At 2-1 down, United knew exactly what they had to do to get to Wembley this year. It took them until the second, but they did it. Or so they thought. Paul Scholes and Michael Carrick scored one each in a 20 minute spell that saw the tie completely turned on its head but the pumped up United crowd weren’t able to mentally map out that long trip down to the capital just yet thanks to the hero of the first encounter, Tevez. The Argentine cleverly flicked the ball home 5 minutes after Carrick’s would-be winner to level the aggregate score again at 3-3. Just when extra time looked like it was required to potentially settle this particular Manchester-on-Manchester score, the man of the moment, United’s man of many moments (the man who could well be sold to settle the clubs turbulent financial predicament) stepped up and nodded the ball home to at last book their place against Villa. It was his fifth goal of a vintage week. The Scouse scorer helped himself to all four in United’s rout of Hull at the weekend and continued his fine form with this all important winner. Heaven help any side facing Sir Alex’s men in the coming games.

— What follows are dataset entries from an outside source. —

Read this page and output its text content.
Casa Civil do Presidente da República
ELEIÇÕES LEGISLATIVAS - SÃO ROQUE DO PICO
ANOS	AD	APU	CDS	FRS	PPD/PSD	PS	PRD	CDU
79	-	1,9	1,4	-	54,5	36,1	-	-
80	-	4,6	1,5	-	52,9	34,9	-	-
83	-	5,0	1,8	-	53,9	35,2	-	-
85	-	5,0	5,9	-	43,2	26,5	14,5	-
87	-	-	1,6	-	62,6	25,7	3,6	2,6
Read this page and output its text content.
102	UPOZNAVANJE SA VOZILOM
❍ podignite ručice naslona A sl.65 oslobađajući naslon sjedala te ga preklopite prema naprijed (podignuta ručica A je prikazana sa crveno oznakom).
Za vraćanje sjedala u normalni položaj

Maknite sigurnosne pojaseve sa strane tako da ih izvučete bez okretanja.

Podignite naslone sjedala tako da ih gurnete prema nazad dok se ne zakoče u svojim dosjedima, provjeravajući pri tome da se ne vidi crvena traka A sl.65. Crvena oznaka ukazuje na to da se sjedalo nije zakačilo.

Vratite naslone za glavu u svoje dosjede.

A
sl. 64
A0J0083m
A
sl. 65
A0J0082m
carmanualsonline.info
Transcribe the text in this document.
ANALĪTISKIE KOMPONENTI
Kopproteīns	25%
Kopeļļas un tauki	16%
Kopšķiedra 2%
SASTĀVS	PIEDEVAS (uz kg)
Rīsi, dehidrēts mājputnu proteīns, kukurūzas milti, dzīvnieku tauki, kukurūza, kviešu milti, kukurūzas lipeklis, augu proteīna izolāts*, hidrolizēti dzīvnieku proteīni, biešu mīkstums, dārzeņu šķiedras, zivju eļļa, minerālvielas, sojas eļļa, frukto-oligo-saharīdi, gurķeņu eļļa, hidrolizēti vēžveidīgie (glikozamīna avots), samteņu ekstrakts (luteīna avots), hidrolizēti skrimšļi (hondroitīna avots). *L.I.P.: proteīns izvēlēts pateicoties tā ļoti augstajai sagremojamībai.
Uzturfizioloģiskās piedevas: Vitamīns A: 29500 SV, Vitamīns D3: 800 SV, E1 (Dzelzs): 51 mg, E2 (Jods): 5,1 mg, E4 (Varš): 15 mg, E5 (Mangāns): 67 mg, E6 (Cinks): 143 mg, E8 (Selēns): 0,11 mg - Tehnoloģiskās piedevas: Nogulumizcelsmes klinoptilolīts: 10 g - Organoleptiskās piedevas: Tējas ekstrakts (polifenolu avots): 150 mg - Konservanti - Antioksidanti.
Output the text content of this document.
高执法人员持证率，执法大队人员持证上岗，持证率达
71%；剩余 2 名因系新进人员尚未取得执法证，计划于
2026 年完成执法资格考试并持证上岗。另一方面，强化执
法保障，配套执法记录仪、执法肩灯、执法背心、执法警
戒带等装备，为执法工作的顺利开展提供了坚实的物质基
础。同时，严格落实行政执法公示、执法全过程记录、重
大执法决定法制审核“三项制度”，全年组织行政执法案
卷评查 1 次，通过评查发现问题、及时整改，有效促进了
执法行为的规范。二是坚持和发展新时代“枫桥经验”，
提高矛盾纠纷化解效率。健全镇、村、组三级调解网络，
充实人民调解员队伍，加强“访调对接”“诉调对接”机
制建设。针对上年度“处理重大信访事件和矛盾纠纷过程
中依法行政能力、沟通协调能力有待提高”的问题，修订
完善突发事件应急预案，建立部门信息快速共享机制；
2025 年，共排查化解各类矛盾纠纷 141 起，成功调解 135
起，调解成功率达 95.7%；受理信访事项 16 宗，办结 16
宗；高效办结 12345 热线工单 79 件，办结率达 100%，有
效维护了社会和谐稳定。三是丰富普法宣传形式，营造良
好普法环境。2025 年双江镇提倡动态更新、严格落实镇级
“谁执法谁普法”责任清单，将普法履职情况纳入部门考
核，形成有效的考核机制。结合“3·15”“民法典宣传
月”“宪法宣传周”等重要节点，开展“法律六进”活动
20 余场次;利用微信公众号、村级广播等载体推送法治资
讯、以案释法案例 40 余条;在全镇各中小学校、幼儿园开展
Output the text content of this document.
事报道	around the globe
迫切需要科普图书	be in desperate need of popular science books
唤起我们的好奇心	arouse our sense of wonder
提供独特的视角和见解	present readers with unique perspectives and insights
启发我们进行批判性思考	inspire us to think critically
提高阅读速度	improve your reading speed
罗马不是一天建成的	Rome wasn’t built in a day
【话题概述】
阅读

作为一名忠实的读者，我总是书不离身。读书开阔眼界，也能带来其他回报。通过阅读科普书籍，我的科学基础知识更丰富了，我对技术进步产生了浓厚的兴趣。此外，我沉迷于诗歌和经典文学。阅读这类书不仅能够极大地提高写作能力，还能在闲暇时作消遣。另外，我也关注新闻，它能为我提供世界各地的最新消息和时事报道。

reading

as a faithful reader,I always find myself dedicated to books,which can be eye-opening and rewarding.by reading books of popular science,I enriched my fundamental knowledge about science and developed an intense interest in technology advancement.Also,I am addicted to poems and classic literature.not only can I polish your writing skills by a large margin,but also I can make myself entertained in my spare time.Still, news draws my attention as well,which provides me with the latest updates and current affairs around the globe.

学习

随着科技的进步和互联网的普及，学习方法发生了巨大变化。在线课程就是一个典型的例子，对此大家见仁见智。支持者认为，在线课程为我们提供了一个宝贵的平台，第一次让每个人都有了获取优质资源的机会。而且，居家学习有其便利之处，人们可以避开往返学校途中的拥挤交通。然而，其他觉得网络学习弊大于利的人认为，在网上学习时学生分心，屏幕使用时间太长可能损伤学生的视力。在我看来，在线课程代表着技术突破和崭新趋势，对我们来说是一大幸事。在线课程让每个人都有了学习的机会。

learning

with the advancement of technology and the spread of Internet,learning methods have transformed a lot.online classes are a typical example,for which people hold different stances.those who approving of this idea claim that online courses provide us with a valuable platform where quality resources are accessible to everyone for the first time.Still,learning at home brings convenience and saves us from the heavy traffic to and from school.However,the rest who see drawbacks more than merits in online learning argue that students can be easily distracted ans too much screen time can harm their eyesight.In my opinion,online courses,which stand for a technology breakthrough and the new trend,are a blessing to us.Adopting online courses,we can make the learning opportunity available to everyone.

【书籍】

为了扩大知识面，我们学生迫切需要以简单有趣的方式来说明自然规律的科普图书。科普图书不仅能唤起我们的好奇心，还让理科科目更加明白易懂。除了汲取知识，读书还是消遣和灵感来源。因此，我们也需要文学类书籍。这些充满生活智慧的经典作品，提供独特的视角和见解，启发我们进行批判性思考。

The Carling Cup has been inexplicably excellent this year, but City will certainly feel that another trophy – and another year – has passed them by. The Premiership title is hardly a possibility so for Roberto’s superstars, and every fan in Blue, the wait continues.

In other news…

Just like earlier this year, the transfer window has provided no real excitement. Virtually nothing has happened. A past-his-best Viera will now ply his trade at Eastlands while unhappy Robinho joins Santos on loan. The best ‘really?’ moment the clubs of the world have managed is ‘Psycho’ Sol Campbell moving back to Arsenal. Jammy git. He’s come a long way in a short space of time: Notts County v Morecombe one minute, starting place for the Gunners the next. This is a really bad move for the club and one I can’t help but ask why. Against Stoke on Sunday, the aging centre back looked a tall streak of bum-piss and a far cry from the consummate defender of his prime. Why would Arsene bother resigning this chump instead of finding a couple of decent men for his often leaky backline? Oh right… the old media tit-bit – ‘experience’. Alex McLeish has been spending a bit of his pocket money and brought in some womanly named Míchel from sporting Gijon. Great. Controversial forward - sorry big steaming tosspot - Amr Zaki is on Humberside on load for the remainder of the season while young Chris Smalling has left Fulham for United for a healthy £7million. Owen Coyle’s new Bolton policy seems to be ‘loan, loan, loan’ with Yank Stuart Holden and Slovak Vladimir Weiss joining until the season end. Also expect a raid on Burnley before February comes. Chelsea have done buggery, Everton have got Senderos and Donovan until the summer while Lucas Neil and Jo (actually still a Man City player) find themselves in the heat of Turkey. Old man Maxi Rodriguez is now a Liverpool player, Tottenham will probably have six or seven new players soon even though Harry’s been told to bloody stop it by Mr. Chairman while West Ham and their new owners attempt to sign every footballer with a pulse. Last I heard, £100,000 a week was heading its way into Ruud van Nistlerooy’s bank account but I doubt the Dutchman will be coming to Upton Park anytime soon.